In a Twitter message, Trump described Senator Chuck Schumer (D–New York) as the “head clown” leading the Democrats, saying he and the party “know how bad Obamacare is and what a mess they are in.”

“Instead of working to fix it, they do the typical political thing and BLAME,” Trump wrote. “The fact is ObamaCare was a lie from the beginning. ‘Keep you doctor, keep your plan!’ It is time for Republicans & Democrats to get together and come up with a healthcare plan that really works—much less expensive & FAR BETTER!”

For his part, Schumer warned that rolling back the PPACA would “make America sick again.”

President Obama has advised House Democrats not to help Republicans repeal the act or to provide any political support for a GOP plan that would increase the number of uninsured Americans, according to the Journal report.

The PPACA was passed in 2010 with no support from Republicans.

Handouts distributed by a team representing Vice President-elect Mike Pence emphasized that Democrats should shoulder political responsibility for any disruptive changes that come from repeal of the PPACA. To ensure that Republicans don’t get blamed for any fallout, Pence warned that they can’t allow the changes to “sow chaos” in the insurance marketplace.

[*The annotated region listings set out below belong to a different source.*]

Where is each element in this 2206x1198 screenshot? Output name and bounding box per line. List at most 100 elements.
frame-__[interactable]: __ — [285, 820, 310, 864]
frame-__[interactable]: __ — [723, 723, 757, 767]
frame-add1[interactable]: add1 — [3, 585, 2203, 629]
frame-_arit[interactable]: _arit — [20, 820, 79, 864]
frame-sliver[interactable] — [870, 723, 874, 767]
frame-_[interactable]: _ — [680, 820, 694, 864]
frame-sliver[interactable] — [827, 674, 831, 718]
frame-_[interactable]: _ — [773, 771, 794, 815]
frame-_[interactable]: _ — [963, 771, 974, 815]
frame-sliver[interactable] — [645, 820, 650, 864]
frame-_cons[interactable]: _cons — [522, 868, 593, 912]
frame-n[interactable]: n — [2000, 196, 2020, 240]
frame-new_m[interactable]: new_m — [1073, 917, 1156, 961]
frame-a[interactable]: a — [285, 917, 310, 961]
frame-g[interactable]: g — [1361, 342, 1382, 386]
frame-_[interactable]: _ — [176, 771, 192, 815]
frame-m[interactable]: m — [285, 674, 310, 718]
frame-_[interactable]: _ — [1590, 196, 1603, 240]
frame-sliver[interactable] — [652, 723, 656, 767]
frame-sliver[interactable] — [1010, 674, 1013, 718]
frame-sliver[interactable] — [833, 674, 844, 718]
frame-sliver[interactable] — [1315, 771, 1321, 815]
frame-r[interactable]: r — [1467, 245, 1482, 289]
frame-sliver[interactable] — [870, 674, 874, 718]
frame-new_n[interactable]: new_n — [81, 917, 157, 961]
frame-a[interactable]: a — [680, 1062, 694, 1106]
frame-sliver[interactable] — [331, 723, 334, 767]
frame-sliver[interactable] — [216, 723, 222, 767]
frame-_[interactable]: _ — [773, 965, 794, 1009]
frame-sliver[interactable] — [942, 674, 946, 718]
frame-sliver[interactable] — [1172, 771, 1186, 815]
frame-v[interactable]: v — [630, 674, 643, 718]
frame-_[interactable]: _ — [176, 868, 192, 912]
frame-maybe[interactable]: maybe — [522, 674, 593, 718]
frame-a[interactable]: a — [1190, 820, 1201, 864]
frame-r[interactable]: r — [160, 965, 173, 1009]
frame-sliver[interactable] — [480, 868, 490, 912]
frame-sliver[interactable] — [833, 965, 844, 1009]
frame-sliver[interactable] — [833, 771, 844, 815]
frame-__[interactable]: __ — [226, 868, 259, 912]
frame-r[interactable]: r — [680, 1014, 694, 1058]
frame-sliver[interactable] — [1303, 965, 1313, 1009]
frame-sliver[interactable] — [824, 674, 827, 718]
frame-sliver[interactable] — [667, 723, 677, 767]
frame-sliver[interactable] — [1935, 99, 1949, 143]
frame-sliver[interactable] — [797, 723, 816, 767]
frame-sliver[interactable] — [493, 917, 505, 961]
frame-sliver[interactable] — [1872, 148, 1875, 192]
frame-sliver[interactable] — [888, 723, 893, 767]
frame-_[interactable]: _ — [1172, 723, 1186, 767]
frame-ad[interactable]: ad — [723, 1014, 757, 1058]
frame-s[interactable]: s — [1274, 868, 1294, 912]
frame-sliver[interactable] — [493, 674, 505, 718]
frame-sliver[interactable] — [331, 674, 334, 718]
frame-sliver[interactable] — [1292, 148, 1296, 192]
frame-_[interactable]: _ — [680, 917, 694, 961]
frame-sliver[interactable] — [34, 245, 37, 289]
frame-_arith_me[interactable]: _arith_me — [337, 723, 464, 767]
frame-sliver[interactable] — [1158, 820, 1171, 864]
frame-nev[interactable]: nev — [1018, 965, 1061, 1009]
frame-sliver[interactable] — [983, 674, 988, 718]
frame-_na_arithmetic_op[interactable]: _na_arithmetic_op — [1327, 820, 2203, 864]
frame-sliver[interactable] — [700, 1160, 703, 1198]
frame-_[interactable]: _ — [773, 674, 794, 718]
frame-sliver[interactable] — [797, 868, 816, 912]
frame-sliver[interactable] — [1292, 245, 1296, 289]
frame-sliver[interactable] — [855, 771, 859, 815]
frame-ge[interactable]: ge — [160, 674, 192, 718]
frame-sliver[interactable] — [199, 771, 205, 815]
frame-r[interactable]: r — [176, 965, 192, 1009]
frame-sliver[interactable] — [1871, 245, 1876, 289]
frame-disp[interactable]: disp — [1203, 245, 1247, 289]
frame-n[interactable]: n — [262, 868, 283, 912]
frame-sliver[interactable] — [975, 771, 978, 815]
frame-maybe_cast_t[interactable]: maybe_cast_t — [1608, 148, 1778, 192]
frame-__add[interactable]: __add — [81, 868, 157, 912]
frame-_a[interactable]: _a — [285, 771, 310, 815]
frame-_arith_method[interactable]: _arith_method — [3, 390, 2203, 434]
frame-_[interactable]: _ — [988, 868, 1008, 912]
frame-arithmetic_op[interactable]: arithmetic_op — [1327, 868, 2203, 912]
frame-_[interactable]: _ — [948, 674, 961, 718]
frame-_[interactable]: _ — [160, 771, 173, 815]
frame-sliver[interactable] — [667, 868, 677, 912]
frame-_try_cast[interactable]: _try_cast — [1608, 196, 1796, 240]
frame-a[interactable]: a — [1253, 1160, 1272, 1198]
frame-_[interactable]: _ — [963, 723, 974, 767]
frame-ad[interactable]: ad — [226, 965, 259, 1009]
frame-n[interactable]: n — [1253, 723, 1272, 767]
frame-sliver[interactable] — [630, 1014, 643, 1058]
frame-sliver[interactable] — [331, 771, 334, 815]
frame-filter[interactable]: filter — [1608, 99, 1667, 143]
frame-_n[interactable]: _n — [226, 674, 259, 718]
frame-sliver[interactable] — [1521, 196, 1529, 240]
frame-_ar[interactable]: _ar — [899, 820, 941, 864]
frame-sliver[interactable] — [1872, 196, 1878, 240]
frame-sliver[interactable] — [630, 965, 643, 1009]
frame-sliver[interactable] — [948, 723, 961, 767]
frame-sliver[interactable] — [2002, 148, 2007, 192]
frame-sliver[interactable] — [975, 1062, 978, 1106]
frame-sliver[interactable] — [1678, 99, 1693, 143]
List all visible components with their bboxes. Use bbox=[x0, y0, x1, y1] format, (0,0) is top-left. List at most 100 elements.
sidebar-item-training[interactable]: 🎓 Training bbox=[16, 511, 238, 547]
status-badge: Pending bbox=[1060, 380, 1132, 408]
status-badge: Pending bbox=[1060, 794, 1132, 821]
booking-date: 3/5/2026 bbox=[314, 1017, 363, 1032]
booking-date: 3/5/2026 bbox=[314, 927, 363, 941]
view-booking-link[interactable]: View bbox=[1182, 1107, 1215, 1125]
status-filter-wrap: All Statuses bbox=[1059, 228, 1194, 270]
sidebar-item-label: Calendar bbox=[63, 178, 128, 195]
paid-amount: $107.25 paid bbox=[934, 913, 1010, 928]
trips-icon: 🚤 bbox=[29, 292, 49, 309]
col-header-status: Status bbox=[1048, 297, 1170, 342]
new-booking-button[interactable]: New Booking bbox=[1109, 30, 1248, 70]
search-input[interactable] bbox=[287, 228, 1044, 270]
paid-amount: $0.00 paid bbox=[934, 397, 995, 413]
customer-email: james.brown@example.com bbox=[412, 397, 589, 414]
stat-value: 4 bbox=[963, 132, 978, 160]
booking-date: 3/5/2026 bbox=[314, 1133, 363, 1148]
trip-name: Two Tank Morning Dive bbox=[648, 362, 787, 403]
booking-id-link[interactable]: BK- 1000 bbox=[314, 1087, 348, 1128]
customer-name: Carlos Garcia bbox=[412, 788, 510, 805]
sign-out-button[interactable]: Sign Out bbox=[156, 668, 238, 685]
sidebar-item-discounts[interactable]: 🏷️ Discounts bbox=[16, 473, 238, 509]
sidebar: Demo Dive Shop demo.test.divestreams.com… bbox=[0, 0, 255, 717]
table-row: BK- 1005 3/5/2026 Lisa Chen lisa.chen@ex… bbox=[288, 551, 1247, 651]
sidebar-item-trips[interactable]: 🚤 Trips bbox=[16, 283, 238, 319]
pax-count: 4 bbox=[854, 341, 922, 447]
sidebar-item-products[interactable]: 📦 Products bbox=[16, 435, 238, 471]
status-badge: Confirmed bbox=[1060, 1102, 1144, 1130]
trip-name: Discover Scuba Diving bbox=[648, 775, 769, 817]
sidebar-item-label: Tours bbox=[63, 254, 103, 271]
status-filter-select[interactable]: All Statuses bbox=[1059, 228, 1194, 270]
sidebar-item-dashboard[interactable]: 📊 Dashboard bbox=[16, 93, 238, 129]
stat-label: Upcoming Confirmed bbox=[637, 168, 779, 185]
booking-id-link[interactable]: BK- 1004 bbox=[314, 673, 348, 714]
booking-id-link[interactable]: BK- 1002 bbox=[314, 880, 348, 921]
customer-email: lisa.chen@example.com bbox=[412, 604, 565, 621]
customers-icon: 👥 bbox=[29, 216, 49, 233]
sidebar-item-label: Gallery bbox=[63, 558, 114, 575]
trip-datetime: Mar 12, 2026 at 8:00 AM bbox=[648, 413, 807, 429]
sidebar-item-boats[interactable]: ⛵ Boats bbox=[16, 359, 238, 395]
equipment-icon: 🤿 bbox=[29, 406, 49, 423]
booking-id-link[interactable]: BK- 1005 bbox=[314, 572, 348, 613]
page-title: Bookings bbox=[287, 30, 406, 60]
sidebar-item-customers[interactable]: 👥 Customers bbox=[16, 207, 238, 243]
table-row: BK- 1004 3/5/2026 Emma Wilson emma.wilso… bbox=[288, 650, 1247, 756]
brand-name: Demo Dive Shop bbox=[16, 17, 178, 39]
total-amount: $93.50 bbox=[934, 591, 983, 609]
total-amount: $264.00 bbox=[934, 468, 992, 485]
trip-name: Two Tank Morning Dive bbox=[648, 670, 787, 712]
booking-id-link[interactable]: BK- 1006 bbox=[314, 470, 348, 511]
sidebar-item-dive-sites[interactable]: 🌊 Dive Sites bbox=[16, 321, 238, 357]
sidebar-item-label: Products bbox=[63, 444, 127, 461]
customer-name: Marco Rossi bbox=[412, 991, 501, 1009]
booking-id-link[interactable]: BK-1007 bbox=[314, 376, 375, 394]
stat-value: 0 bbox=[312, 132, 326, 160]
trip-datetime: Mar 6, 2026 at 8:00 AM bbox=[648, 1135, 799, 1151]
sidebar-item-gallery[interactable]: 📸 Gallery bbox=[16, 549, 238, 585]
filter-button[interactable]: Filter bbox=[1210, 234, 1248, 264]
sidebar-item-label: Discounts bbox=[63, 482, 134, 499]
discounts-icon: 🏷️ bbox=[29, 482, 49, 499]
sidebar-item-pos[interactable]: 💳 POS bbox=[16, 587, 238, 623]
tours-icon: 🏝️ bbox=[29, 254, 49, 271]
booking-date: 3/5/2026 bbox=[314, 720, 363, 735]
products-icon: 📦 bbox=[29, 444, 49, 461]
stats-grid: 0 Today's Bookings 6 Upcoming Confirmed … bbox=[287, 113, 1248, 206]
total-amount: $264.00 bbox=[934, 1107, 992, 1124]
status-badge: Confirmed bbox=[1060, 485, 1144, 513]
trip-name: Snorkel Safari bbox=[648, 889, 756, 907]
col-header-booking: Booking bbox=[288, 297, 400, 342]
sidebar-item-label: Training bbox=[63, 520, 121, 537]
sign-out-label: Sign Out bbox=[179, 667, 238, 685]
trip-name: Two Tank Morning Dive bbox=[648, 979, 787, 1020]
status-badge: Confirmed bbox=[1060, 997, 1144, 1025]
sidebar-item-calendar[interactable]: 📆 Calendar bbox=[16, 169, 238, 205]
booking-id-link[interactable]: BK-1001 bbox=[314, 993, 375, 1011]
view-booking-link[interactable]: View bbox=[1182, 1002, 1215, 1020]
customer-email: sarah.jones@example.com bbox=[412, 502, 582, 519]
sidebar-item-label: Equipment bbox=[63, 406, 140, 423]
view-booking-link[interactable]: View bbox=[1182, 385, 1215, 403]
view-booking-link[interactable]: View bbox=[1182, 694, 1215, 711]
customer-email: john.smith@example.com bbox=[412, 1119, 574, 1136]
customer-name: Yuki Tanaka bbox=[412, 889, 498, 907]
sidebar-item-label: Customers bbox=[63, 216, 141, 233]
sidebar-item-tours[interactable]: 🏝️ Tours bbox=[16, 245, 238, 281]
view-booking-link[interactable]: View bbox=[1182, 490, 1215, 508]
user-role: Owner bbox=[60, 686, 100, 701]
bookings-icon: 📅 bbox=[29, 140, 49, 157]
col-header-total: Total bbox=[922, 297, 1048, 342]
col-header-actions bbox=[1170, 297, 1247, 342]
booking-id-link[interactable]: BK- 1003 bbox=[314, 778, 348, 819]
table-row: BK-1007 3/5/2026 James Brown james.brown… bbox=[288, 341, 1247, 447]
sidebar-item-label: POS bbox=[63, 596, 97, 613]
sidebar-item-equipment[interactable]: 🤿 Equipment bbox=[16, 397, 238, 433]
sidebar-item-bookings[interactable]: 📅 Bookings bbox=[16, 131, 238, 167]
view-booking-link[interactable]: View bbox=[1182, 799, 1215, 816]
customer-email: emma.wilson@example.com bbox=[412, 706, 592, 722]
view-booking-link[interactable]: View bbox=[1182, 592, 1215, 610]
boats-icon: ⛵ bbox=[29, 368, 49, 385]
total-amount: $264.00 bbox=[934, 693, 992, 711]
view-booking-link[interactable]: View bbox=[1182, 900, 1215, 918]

The budget bill that is a vehicle for dismantling the PPACA has cleared its first procedural hurdle in the Senate. But one GOP senator, Rand Paul of Kentucky, voted with the Democrats. The GOP’s repeal movement is endangered if more Republicans defect, and other Senate Republicans have voiced concerns over repealing the act before the GOP has settled on a plan to replace it, according to the Journal.